Development towards the next version of Gramps continues (probably called 6.0). I thought I’d give an update and some additional details. I’ve written about some of this before.
The first set of changes has been merged three weeks ago. This changed the internal database representation from what we call “blobs” to JSON data. The “blobs” are actually a binary format (Python pickle) of an array representation of the data. The blobs were a clever solution used since almost the beginning of Gramps. They were fast and compact. However, they also had some serious problems: the pickle format changes over time (not ideal for genealogical data) and the array representation was hard to use, and could result in bugs.
The new JSON data is slower to convert to Python objects, and occupies more space (disk and RAM). But has many other advantages: the dictionary format is much more useful than the old array format, which allows many things to be done without turning the dict into a full Python object (eg, Person). It also can be queried directly in SQL and other systems, if we wanted.
The second set of changes (merged last week) adds a “wrapper” around the JSON-based dictionary representation so that you don’t have to write person["gramps_id"]
but can write person.gramps_id
. This is the same syntax one would use for the full Python object. But even better is if you need to access some property of the real Python object, the JSON dict will (basically) turn into a real Python object. This is sometimes called lazy evaluation because it only does the extra conversion if needed.
What’s next? There is a proposed Pull Request (PR) that fixes some bugs, cleans up the filter code, uses the new lazy evaluation above, and performs some optimization on the filter system. The fixes and cleanup are pretty straightforward, and the lazy evaluation will work on either real objects or JSON dicts. These steps will make the filters work faster in almost all cases.
But the optimizer step can allow huge speed ups. It builds on a convention already used in some filters: a “prepare” step. Sometimes, a filter will create a “map” of object “handles” that represent all values that match the filter. Normally, we would go through all data and just check to see if they match the prepared data. But the optimizer turns this inside out, and only considers those that match the prepared data.
How much faster? Here are some data testing the IsRelatedWith
filter. Time is in seconds (smaller is better) on a table of 40k people (thanks @emyoulation); Gramps 6.0 refers to all of the changes described above.

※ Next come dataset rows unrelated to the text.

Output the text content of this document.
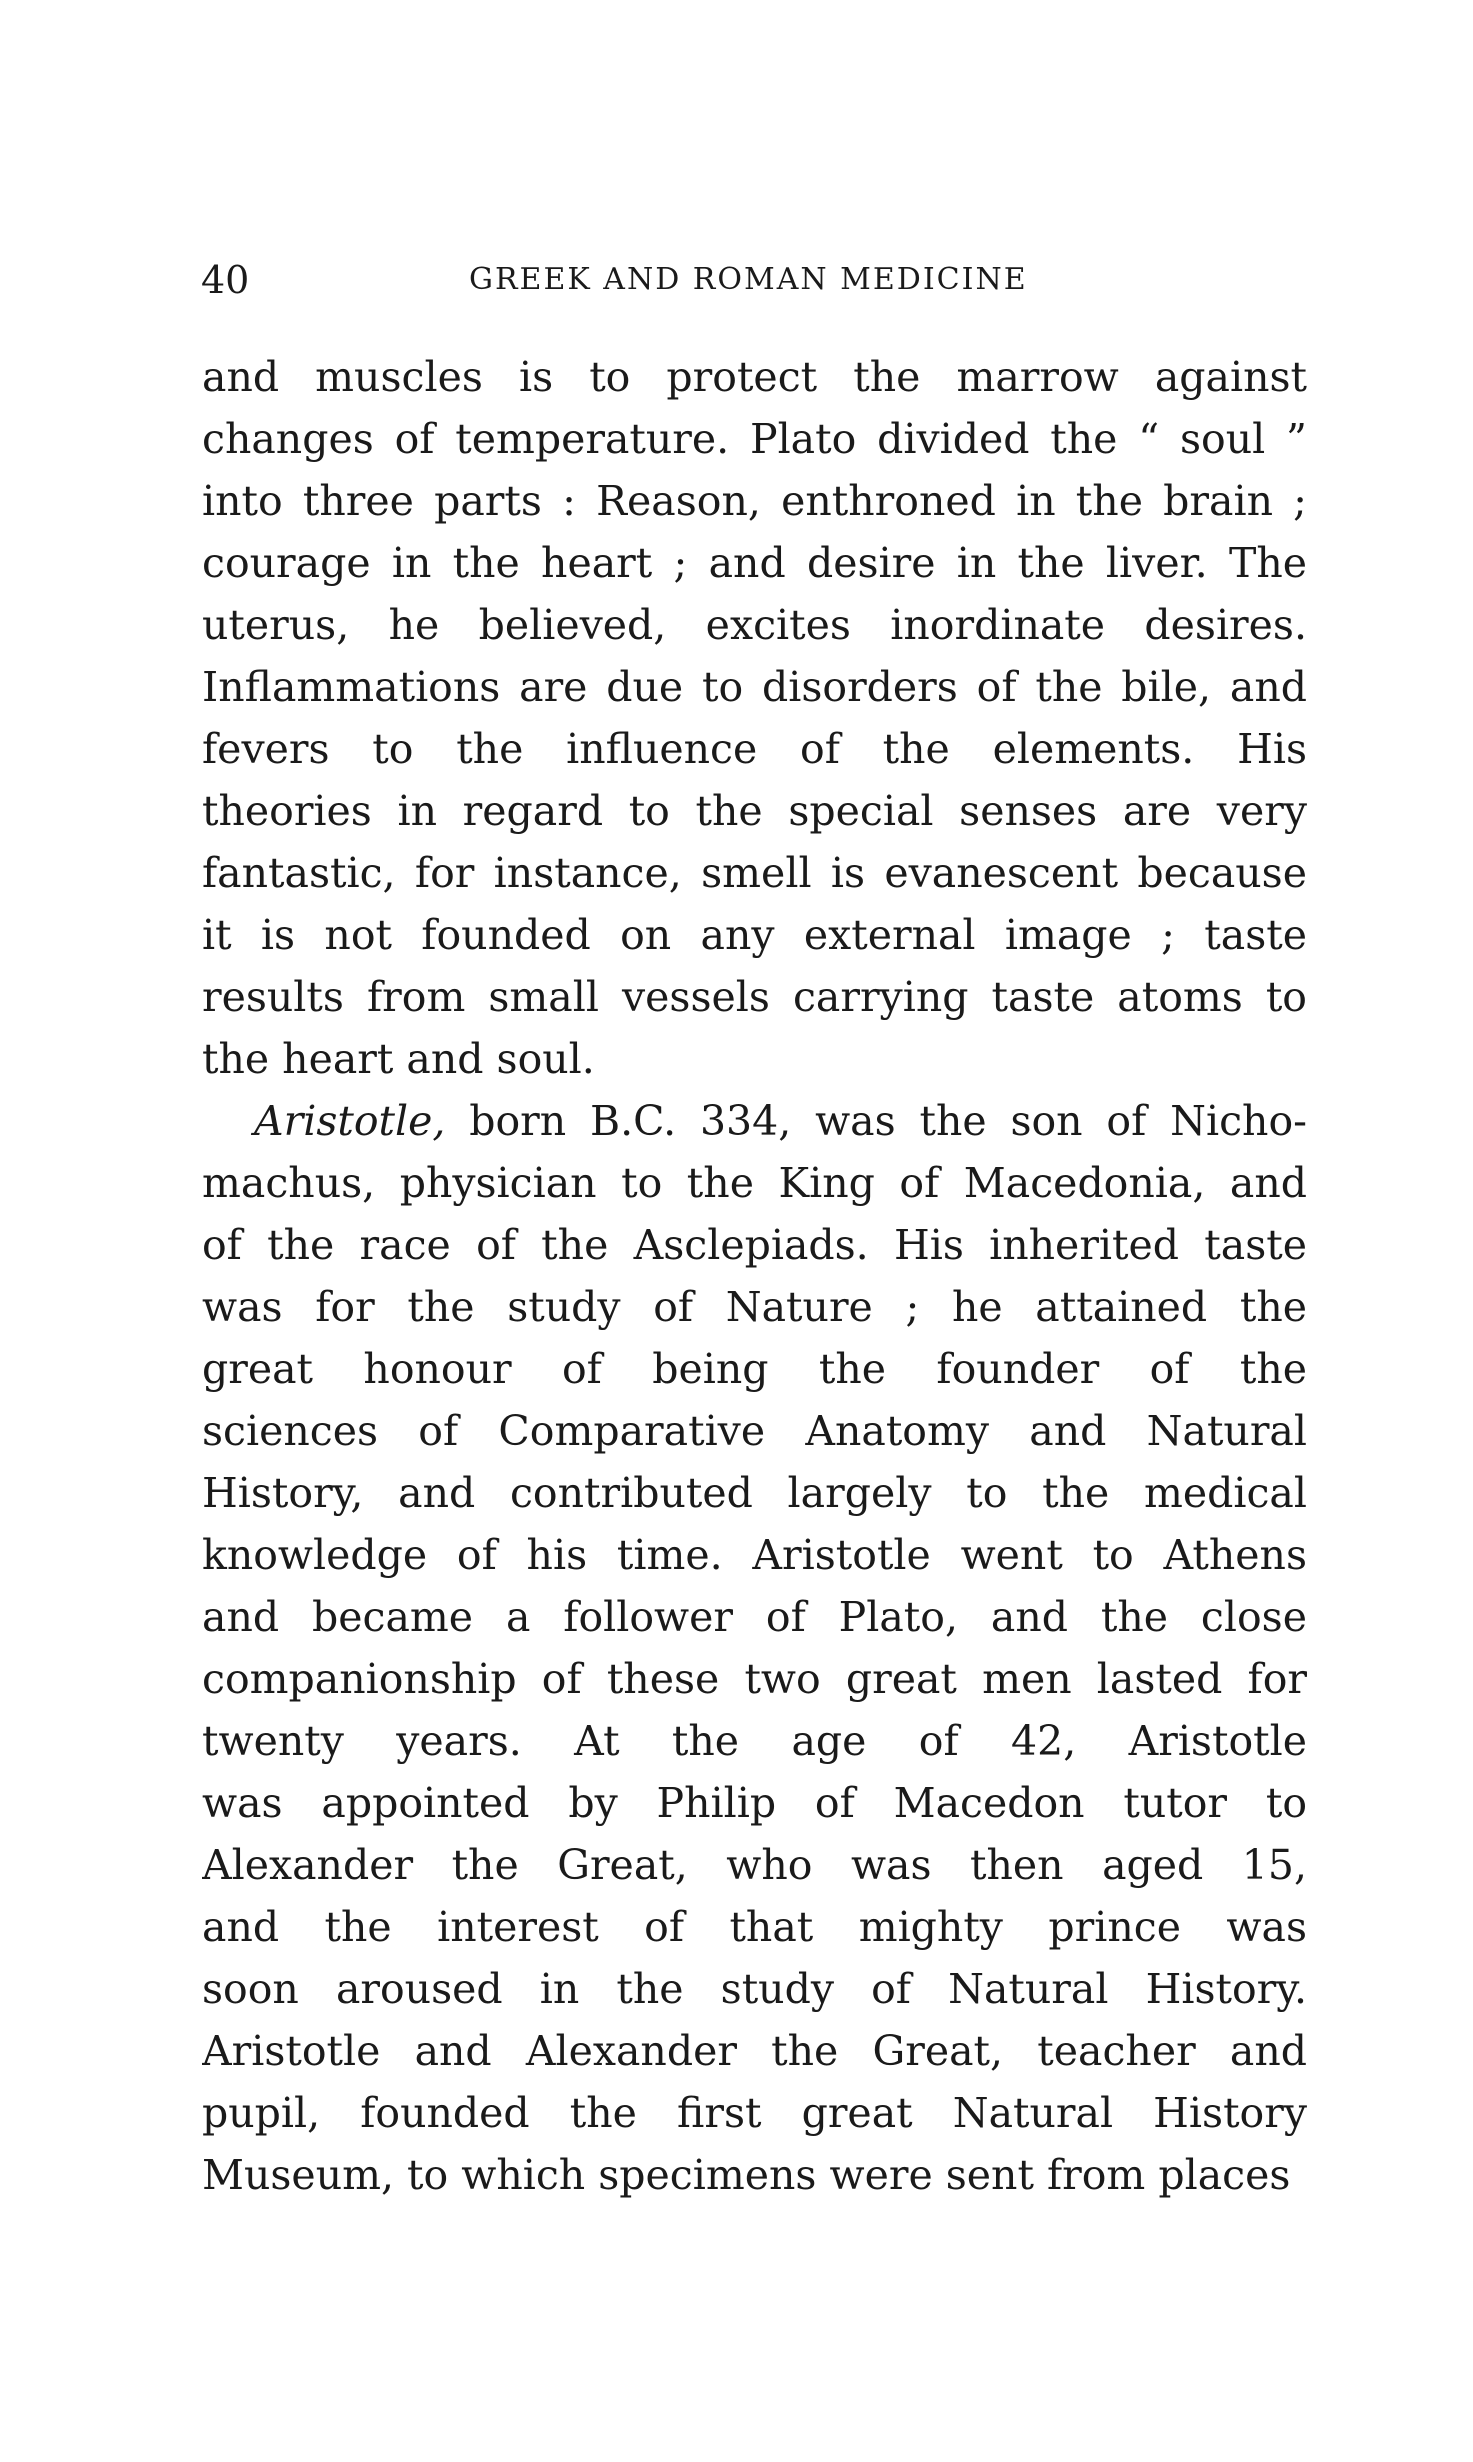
40	GREEK AND ROMAN MEDICINE
and muscles is to protect the marrow against
changes of temperature. Plato divided the “ soul ”
into three parts : Reason, enthroned in the brain ;
courage in the heart ; and desire in the liver. The
uterus, he believed, excites inordinate desires.
Inflammations are due to disorders of the bile, and
fevers to the influence of the elements. His
theories in regard to the special senses are very
fantastic, for instance, smell is evanescent because
it is not founded on any external image ; taste
results from small vessels carrying taste atoms to
the heart and soul.
Aristotle, born B.C. 334, was the son of Nicho-
machus, physician to the King of Macedonia, and
of the race of the Asclepiads. His inherited taste
was for the study of Nature ; he attained the
great honour of being the founder of the
sciences of Comparative Anatomy and Natural
History, and contributed largely to the medical
knowledge of his time. Aristotle went to Athens
and became a follower of Plato, and the close
companionship of these two great men lasted for
twenty years. At the age of 42, Aristotle
was appointed by Philip of Macedon tutor to
Alexander the Great, who was then aged 15,
and the interest of that mighty prince was
soon aroused in the study of Natural History.
Aristotle and Alexander the Great, teacher and
pupil, founded the first great Natural History
Museum, to which specimens were sent from places
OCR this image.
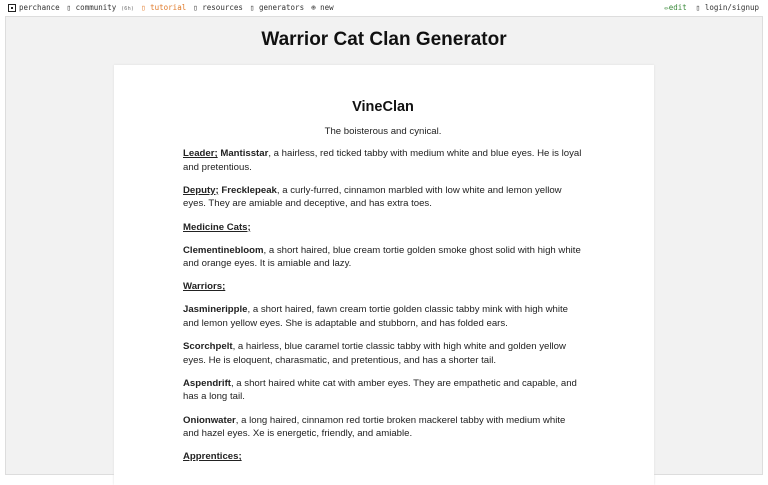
perchance ▯ community (6h) ▯ tutorial ▯ resources ▯ generators ⊕ new	✏edit ▯ login/signup
Warrior Cat Clan Generator
VineClan
The boisterous and cynical.

Leader; Mantisstar, a hairless, red ticked tabby with medium white and blue eyes. He is loyal and pretentious.

Deputy; Frecklepeak, a curly-furred, cinnamon marbled with low white and lemon yellow eyes. They are amiable and deceptive, and has extra toes.

Medicine Cats;

Clementinebloom, a short haired, blue cream tortie golden smoke ghost solid with high white and orange eyes. It is amiable and lazy.

Warriors;

Jasmineripple, a short haired, fawn cream tortie golden classic tabby mink with high white and lemon yellow eyes. She is adaptable and stubborn, and has folded ears.

Scorchpelt, a hairless, blue caramel tortie classic tabby with high white and golden yellow eyes. He is eloquent, charasmatic, and pretentious, and has a shorter tail.

Aspendrift, a short haired white cat with amber eyes. They are empathetic and capable, and has a long tail.

Onionwater, a long haired, cinnamon red tortie broken mackerel tabby with medium white and hazel eyes. Xe is energetic, friendly, and amiable.

Apprentices;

scenario | Prepare Time | Apply Time | Total Time |
---|---|---|---|
Gramps 5.2 | 33.94 | 4.37 | 38.31 |
Gramps 6.0 | 2.22 | 16.45 | 18.67 |
Gramps 6.0, with orjson | 1.81 | 11.68 | 13.49 |
Gramps 6.0, with orjson + SQL | 1.69 | 6.36 | 8.05 |
The final line is performed with proposed methods that can be implemented in SQL (or other databases). It rewrites part of the IsRelatedWith rule implemented with a proposed PR adding some select methods.
Some things of note:
- The Apply Time of Gramps 5.2 is the fastest. Converting the blobs to objects is fast.
- However, Gramps 5.2 also has the slowest Prepare Time by far. Converting a lot of data unnecessarily has its costs.
- Gramps 6.0 swaps Prepare Time decreases with Apply Time increases
- Once we are we are using JSON in Gramps 6.0, there are lots of possibilities to make things faster:
a.orjson
is a fast JSON string to dict converter
b. SQL (applied correctly) can help reduce time dramatically - The new changes (merged and proposed) make the system more than 200% faster
- There are more possibilities to explore to make further speed ups. For example. the Apply Time of Gramps 6.0 (I think) should be able to be done instantly in some cases (like this one).
One thing I did learn: SQL is not magic. You can write some SQL queries (using JOINS for example) that are actually slower than different Python code. Lots of things to explore!